Ma dose de science #5

Au menu : biomimétisme, exoplanètes et science & humour

La peau du dindon inspire les scientifiques

La peau du dindon inspire les scientifiques

Biomimétisme –  « L’Art imite la Nature » écrivait Aristote. La science aussi. Plutôt que de chercher l’inspiration ex nihilo, les scientifiques préfèrent souvent observer et mettre en œuvre des stratégies d’adaptation animale qui ont fait leurs preuves. Voici un petit florilège parmi les annonces récentes :

Leonard de Vinci dessinait déjà des machines volantes telles des chauves-souris. Des chercheurs de Virginia Tech ont minutieusement analysé comment ces mammifères battaient des ailes. C’est assez complexe et les robots chauves-souris sont encore loin. Batman peut souffler.

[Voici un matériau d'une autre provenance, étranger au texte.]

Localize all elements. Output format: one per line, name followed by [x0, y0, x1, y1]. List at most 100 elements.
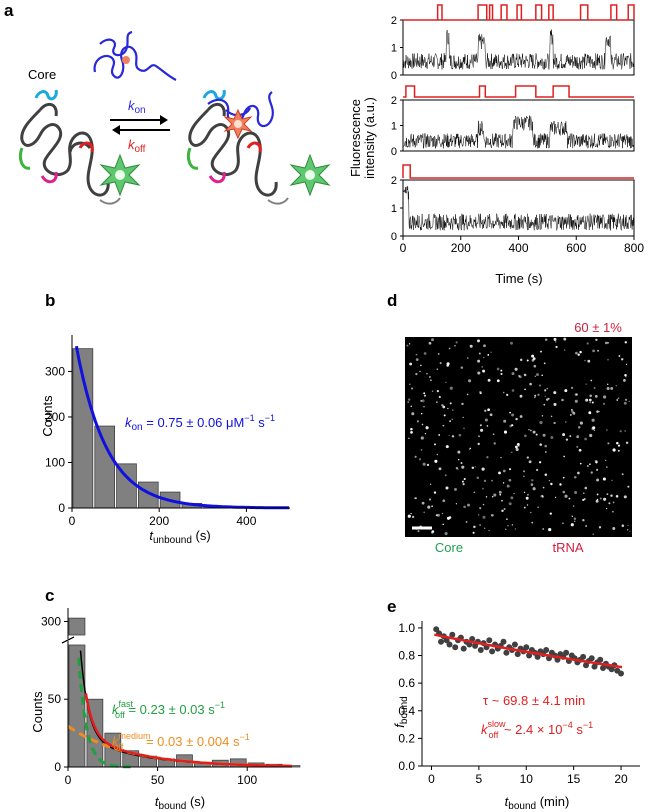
molecule-spot [543, 403, 546, 406]
molecule-spot [507, 525, 509, 527]
molecule-spot [582, 519, 585, 522]
molecule-spot [621, 358, 624, 361]
molecule-spot [598, 526, 602, 529]
trace-ytick-label: 1 [391, 121, 397, 133]
molecule-spot [531, 521, 534, 524]
molecule-spot [508, 468, 512, 471]
molecule-spot [426, 463, 430, 467]
e-data-point [438, 638, 444, 645]
molecule-spot [484, 527, 486, 529]
molecule-spot [482, 503, 485, 506]
molecule-spot [544, 473, 548, 477]
molecule-spot [472, 531, 475, 534]
molecule-spot [625, 376, 627, 378]
molecule-spot [583, 492, 585, 494]
molecule-spot [627, 524, 629, 527]
b-xtick-label: 400 [236, 514, 256, 528]
molecule-spot [612, 448, 616, 452]
e-xtick-label: 0 [428, 772, 435, 786]
molecule-spot [617, 444, 621, 447]
molecule-spot [465, 521, 468, 523]
molecule-spot [571, 408, 573, 411]
b-ytick-label: 100 [45, 455, 65, 469]
molecule-spot [586, 464, 589, 468]
core-molecule-unbound [18, 89, 121, 205]
molecule-spot [481, 365, 484, 368]
molecule-spot [444, 474, 447, 477]
molecule-spot [428, 498, 432, 501]
molecule-spot [487, 378, 491, 382]
molecule-spot [415, 358, 419, 361]
molecule-spot [418, 458, 422, 461]
e-data-point [618, 670, 624, 677]
molecule-spot [481, 467, 485, 471]
molecule-spot [486, 456, 489, 459]
molecule-spot [508, 502, 512, 506]
molecule-spot [523, 475, 525, 478]
molecule-spot [415, 353, 418, 356]
molecule-spot [469, 344, 473, 348]
molecule-spot [617, 397, 620, 400]
molecule-spot [612, 527, 616, 530]
molecule-spot [420, 412, 423, 415]
e-data-point [503, 649, 510, 656]
molecule-spot [617, 449, 620, 452]
molecule-spot [510, 496, 514, 500]
trace-ytick-label: 2 [391, 175, 397, 187]
molecule-spot [619, 430, 622, 433]
molecule-spot [596, 410, 599, 413]
molecule-spot [586, 342, 589, 345]
traces-ylabel-line1: Fluorescence [348, 99, 363, 177]
molecule-spot [587, 359, 591, 363]
molecule-spot [544, 338, 548, 341]
molecule-spot [572, 411, 576, 415]
molecule-spot [455, 467, 459, 470]
molecule-spot [446, 362, 450, 366]
molecule-spot [541, 374, 543, 377]
molecule-spot [487, 408, 490, 412]
molecule-spot [458, 459, 460, 461]
molecule-spot [452, 409, 454, 411]
molecule-spot [431, 505, 433, 507]
molecule-spot [461, 402, 464, 406]
molecule-spot [529, 382, 532, 386]
molecule-spot [528, 460, 532, 464]
e-xtick-label: 5 [476, 772, 483, 786]
e-data-point [466, 641, 473, 648]
molecule-spot [408, 343, 411, 345]
molecule-spot [451, 435, 455, 438]
molecule-spot [553, 391, 557, 395]
molecule-spot [574, 393, 578, 396]
molecule-spot [484, 418, 488, 422]
molecule-spot [597, 349, 599, 352]
molecule-spot [574, 399, 578, 403]
c-xtick-label: 50 [151, 773, 165, 787]
molecule-spot [595, 461, 598, 464]
molecule-spot [590, 379, 593, 382]
molecule-spot [423, 352, 427, 355]
molecule-spot [441, 512, 444, 515]
molecule-spot [431, 390, 434, 393]
molecule-spot [499, 493, 502, 496]
molecule-spot [629, 530, 631, 533]
molecule-spot [511, 413, 515, 417]
molecule-spot [492, 433, 495, 436]
molecule-spot [582, 498, 585, 502]
molecule-spot [526, 456, 529, 459]
e-data-point [489, 648, 496, 655]
molecule-spot [576, 435, 580, 439]
molecule-spot [502, 391, 505, 394]
molecule-spot [511, 524, 513, 526]
molecule-spot [410, 405, 413, 408]
molecule-spot [493, 442, 496, 445]
molecule-spot [625, 363, 628, 365]
molecule-spot [531, 354, 535, 358]
molecule-spot [565, 438, 569, 441]
c-ytick-label: 300 [41, 615, 61, 629]
molecule-spot [539, 443, 542, 446]
molecule-spot [445, 486, 449, 490]
molecule-spot [463, 505, 466, 509]
molecule-spot [524, 388, 526, 391]
e-data-point [526, 652, 533, 659]
c-bar [68, 644, 86, 768]
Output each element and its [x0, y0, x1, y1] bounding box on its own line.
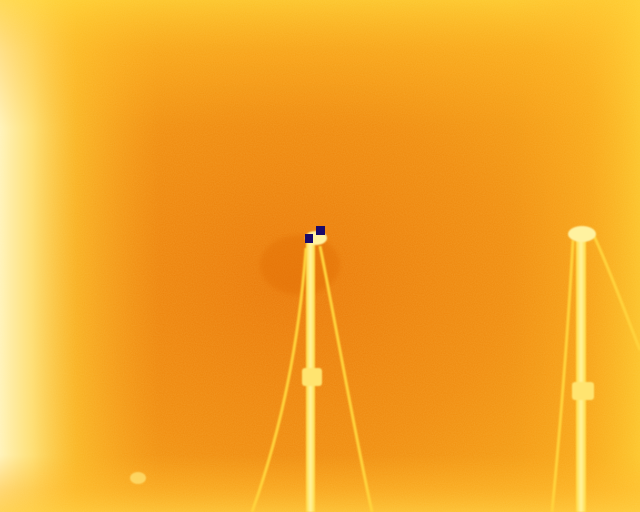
right-pole	[550, 226, 640, 512]
center-left-guy-wire	[250, 247, 308, 512]
center-right-guy-wire	[318, 245, 374, 512]
right-mast	[576, 232, 586, 512]
center-pole	[250, 226, 374, 512]
right-left-guy-wire	[550, 239, 575, 512]
right-top-fitting	[568, 226, 596, 242]
ground-warm-spot	[130, 472, 146, 484]
right-clamp	[572, 382, 594, 400]
center-clamp	[302, 368, 322, 386]
cold-marker-right	[316, 226, 325, 235]
cold-marker-left	[305, 234, 313, 243]
right-right-guy-wire	[592, 235, 640, 351]
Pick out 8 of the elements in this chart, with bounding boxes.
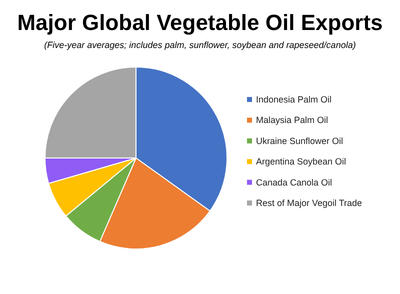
legend-label: Ukraine Sunflower Oil bbox=[256, 136, 344, 146]
legend-label: Indonesia Palm Oil bbox=[256, 94, 332, 104]
legend-label: Rest of Major Vegoil Trade bbox=[256, 198, 362, 208]
legend-label: Canada Canola Oil bbox=[256, 177, 332, 188]
chart-title: Major Global Vegetable Oil Exports bbox=[17, 10, 383, 35]
chart-subtitle: (Five-year averages; includes palm, sunflower, soybean and rapeseed/canola) bbox=[44, 40, 356, 50]
legend-label: Malaysia Palm Oil bbox=[256, 115, 328, 126]
legend-label: Argentina Soybean Oil bbox=[256, 156, 346, 167]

Par contre Spiderman se fera peut-être concurrencé par ces robots-araignées développés par des chercheurs suisses.  Ces hybrides sont capables de se déplacer verticalement sur un fil solide qu’ils fabriquent eux-mêmes avec une colle durcissant à l’air libre.

Le dindon inspire un capteur chimique. Ce n’est pas une farce. Sous l’effet de l’énervement, la tête du volatile passe du rouge au bleu à cause des fibres de collagène de la peau qui se réorganisent et absorbe différemment la lumière. Un chercheur de l’université de Berkeley a transposé ce principe pour fabriquer, entre autre, un détecteur à TNT.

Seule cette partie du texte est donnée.